Où nos pas nous mènent dans le quartier Latin

Oui, je sais, j'ai comme qui dirait un petit peu de retard, mais c'est pas de ma faute, la société où je bosse n'accorde pas de "congé-blog".

 

Donc on revient il n'y a pas si longtemps, vers la mi-septembre, le 18 plus précisèment, heureux jour où nous décidâmes de profiter de ces journées du patrimoine pour aller visiter l'Observatoire, et au-delà, d'aller voir ce qui était ouvert et intéressant dans les alentours du boulevard Saint-Michel.
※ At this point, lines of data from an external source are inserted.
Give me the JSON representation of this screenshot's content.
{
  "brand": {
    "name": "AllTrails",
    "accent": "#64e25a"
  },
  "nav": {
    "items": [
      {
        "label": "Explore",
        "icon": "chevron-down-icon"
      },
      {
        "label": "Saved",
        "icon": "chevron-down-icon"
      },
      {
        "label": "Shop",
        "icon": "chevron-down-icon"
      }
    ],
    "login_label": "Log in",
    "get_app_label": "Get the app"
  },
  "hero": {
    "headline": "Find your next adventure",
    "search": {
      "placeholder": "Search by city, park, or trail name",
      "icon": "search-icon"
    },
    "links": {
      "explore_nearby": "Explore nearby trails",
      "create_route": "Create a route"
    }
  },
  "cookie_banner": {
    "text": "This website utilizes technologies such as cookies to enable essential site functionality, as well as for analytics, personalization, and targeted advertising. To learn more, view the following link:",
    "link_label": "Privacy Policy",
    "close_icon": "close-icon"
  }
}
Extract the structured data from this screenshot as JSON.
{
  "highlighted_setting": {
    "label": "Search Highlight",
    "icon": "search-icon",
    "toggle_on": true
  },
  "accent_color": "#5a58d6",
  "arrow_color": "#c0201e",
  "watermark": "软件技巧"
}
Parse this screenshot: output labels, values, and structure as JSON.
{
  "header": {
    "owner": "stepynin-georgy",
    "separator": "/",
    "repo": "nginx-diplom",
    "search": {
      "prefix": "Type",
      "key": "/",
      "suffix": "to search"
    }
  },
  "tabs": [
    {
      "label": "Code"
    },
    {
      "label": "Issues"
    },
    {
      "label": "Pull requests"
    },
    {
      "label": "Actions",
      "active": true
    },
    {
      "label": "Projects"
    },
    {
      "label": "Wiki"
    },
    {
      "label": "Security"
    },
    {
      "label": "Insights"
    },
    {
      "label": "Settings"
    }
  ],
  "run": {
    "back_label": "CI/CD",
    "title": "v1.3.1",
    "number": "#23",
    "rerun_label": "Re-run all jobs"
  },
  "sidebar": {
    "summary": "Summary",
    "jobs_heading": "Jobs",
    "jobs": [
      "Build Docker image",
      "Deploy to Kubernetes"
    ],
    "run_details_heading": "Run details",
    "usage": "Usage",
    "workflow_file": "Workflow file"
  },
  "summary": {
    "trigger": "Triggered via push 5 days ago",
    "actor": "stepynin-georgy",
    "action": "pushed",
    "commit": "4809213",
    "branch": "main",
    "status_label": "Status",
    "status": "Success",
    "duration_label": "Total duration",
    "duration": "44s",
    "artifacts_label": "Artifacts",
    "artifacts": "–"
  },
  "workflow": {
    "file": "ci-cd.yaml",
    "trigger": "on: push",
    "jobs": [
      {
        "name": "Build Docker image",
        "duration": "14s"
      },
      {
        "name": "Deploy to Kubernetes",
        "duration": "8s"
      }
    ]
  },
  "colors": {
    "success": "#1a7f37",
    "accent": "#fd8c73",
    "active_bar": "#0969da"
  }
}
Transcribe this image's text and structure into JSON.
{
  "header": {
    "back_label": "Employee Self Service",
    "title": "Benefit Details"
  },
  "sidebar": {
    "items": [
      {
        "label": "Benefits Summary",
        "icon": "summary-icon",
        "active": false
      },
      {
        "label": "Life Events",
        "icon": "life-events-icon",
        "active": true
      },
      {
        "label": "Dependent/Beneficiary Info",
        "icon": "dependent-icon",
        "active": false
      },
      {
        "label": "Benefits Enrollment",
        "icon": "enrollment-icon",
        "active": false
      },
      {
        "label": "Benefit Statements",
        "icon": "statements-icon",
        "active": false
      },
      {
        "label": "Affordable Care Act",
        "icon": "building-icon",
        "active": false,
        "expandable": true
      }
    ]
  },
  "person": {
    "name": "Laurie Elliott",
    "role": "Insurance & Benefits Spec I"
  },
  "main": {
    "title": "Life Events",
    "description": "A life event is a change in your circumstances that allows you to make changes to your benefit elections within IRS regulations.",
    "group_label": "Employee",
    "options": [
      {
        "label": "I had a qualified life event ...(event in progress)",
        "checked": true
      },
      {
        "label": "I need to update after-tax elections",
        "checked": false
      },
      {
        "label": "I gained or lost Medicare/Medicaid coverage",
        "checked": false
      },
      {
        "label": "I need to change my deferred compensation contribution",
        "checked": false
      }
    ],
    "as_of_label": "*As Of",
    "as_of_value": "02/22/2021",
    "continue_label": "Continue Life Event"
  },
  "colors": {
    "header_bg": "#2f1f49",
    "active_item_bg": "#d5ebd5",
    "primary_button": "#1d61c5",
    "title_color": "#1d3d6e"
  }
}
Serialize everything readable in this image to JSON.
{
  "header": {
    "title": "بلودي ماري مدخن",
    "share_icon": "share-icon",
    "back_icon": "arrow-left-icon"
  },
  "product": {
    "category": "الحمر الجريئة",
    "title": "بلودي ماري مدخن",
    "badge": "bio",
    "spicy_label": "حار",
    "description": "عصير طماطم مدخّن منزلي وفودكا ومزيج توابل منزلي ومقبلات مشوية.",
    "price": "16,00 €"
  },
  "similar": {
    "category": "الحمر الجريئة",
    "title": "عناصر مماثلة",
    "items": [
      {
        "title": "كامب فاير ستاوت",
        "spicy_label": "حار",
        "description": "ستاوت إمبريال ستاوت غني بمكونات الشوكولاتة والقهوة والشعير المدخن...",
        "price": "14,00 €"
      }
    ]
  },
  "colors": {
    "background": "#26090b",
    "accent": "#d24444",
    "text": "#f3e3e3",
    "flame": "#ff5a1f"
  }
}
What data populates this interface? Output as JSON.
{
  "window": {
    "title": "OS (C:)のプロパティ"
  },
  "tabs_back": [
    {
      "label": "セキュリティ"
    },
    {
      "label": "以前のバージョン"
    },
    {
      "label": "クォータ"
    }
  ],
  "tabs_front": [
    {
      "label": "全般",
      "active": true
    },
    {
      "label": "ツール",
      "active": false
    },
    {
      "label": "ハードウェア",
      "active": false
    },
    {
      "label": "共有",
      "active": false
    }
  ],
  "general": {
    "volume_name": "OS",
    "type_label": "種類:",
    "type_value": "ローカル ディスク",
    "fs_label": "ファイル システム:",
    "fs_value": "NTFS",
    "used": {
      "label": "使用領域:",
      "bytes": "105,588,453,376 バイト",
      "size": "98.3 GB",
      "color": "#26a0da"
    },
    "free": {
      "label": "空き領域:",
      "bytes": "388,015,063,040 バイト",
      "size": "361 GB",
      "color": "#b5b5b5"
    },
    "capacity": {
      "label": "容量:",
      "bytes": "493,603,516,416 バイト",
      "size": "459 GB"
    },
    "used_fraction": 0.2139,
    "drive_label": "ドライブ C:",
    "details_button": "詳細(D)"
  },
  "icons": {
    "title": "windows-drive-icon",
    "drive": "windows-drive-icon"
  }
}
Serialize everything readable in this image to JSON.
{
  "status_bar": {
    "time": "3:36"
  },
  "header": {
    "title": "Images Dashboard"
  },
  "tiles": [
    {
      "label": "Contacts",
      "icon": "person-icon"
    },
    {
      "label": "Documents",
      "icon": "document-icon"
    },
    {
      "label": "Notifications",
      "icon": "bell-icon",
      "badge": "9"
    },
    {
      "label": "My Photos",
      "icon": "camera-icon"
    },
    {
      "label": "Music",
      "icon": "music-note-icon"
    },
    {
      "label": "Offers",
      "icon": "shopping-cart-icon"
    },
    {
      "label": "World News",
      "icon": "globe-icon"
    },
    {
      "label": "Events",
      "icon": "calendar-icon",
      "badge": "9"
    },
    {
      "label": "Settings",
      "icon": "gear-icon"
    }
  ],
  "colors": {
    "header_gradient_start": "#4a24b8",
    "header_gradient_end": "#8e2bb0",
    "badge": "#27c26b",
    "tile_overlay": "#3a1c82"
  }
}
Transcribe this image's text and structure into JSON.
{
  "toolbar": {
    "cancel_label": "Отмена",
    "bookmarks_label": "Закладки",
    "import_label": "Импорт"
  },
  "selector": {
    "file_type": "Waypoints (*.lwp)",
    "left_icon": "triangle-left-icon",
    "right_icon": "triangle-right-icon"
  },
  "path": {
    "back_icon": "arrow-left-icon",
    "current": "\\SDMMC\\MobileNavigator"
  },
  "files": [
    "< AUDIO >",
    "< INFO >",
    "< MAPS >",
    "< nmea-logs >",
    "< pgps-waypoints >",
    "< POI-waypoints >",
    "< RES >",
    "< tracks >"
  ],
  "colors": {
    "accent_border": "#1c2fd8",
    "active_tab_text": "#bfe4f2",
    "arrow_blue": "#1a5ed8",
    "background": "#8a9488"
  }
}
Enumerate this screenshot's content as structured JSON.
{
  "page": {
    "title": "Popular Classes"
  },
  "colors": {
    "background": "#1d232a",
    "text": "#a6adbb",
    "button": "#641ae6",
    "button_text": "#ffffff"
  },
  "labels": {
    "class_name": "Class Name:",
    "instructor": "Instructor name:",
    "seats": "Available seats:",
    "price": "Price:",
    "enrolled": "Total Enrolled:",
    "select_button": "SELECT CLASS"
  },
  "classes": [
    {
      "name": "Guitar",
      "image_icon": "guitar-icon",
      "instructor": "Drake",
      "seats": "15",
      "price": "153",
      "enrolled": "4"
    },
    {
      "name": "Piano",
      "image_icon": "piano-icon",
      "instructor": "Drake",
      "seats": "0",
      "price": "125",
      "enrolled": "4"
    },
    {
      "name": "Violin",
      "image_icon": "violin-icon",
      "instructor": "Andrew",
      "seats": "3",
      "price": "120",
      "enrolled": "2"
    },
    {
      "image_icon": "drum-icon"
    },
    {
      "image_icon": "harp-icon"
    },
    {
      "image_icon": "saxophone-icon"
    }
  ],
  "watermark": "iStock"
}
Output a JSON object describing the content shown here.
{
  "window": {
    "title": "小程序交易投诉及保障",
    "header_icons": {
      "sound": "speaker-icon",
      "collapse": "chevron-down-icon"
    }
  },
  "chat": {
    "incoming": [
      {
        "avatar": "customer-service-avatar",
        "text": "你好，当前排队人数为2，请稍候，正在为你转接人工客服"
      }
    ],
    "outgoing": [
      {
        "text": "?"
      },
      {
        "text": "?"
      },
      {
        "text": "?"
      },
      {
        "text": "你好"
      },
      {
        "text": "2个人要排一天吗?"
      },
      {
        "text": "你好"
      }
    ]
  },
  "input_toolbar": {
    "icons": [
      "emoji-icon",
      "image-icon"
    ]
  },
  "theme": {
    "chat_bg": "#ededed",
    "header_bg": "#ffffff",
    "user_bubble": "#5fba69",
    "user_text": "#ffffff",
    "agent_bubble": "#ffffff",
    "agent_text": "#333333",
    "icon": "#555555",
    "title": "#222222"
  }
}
L'Observatoire tout d'abord. Il s'agit d'un haut lieu de l'histoire de la science en France et dans le monde. Bâti en 1667 par Louis XIV sur pression des scientifiques de l'époque. L'édifice, conçu par l'architecte Charles Perrault, est toujours en activité, même s'il est aujourd'hui plus un centre d'étude et d'enseignement que d'observation très poussée, une activité impossible en raison des lumières de la ville éponyme. Evidemment, il faut s'imaginer qu'à la fin du XVIIe s., cet endroit aujourd'hui au bout du quartier Latin était alors en pleine cambrousse.

Observatoire (4)

(Observatoire de Paris, façade sur jardin, 1667)

 

 A l'intérieur comme à l'extérieur, le bâtiment est élégant et sobre, pour ne pas dire austère. L'intérieur abrite, pour ces journées du patrimoine, des expositions pédagogiques et photographiques. On peut également y voir de nombreux instruments scientifiques anciens et l'on peut aussi, exceptionnellement, accéder à la coupole. Hélas, la coupole n'est accessible qu'à un nombre très limité de personnes par jour, ce qui peut se comprendre mais reste atrocement frustrant; pour le reste, la foule est si dense dans des espaces qui en manquent, d'espace, que la visite est franchement désagréable et peu motivante. Malgré quelques éléments intéressants, comme le méridien de Paris matérialisé sur le sol de la grande salle du second étage ou le puits de lumière qui servit à la démonstration du pendule de Foucault. L'ensemble de cette grande salle d'expérience est habillé d'un appareillage de pierre, sans aucune fantaisie décorative. La froideur scientifique à la mode du XVIIe s. et surtout une preuve du peu d'intérêt que Louis XIV, pourtant protecteur avisé des sciences, portait à l'Observatoire.

DSCN8670 

(Salle de la méridienne)

 

Bref, frustrés et fatigués par la foule qui se presse, nous écourtons notre visite, et descendons le boulevard Saint Michel sur quelques dizaines de mètres. Très vite infidèles au "Boul'Mich", nous nous dirigeons vers les colonnes et les volutes du baroque français qui nous attirent. Il s'agit du Val-de-Grâce, sur lequel nous ne nous sommes jamais vraiment attardés.

Eglise du Val-de-Grâce

(Eglise du Val-de-Grâce, 1645-1667)

 

Vingt ans avant la construction du Val-de-Grâce actuel, la reine Anne d'Autriche avait déjà établi en ce lieu hors les murs un couvent de bénédictines. Une fois son fils devenu roi, elle fait bâtir l'église que nous connaissons par François Mansart puis Jacques Lemercier et Pierre Le Muet. Finalement achevés en 1667, la chapelle et les bâtiments conventuels sont des chefs-d'oeuvre du "classicisme" français du XVIIe s.  Depuis la Révolution, le lieu est devenu un hôpital militaire, pour lequel un autre bâtiment a été édifié non loin en 1979. Aujourd'hui, il abrite surtout le musée du service de santé des armées, des salles de cours et diverses administrations militaires hospitalières.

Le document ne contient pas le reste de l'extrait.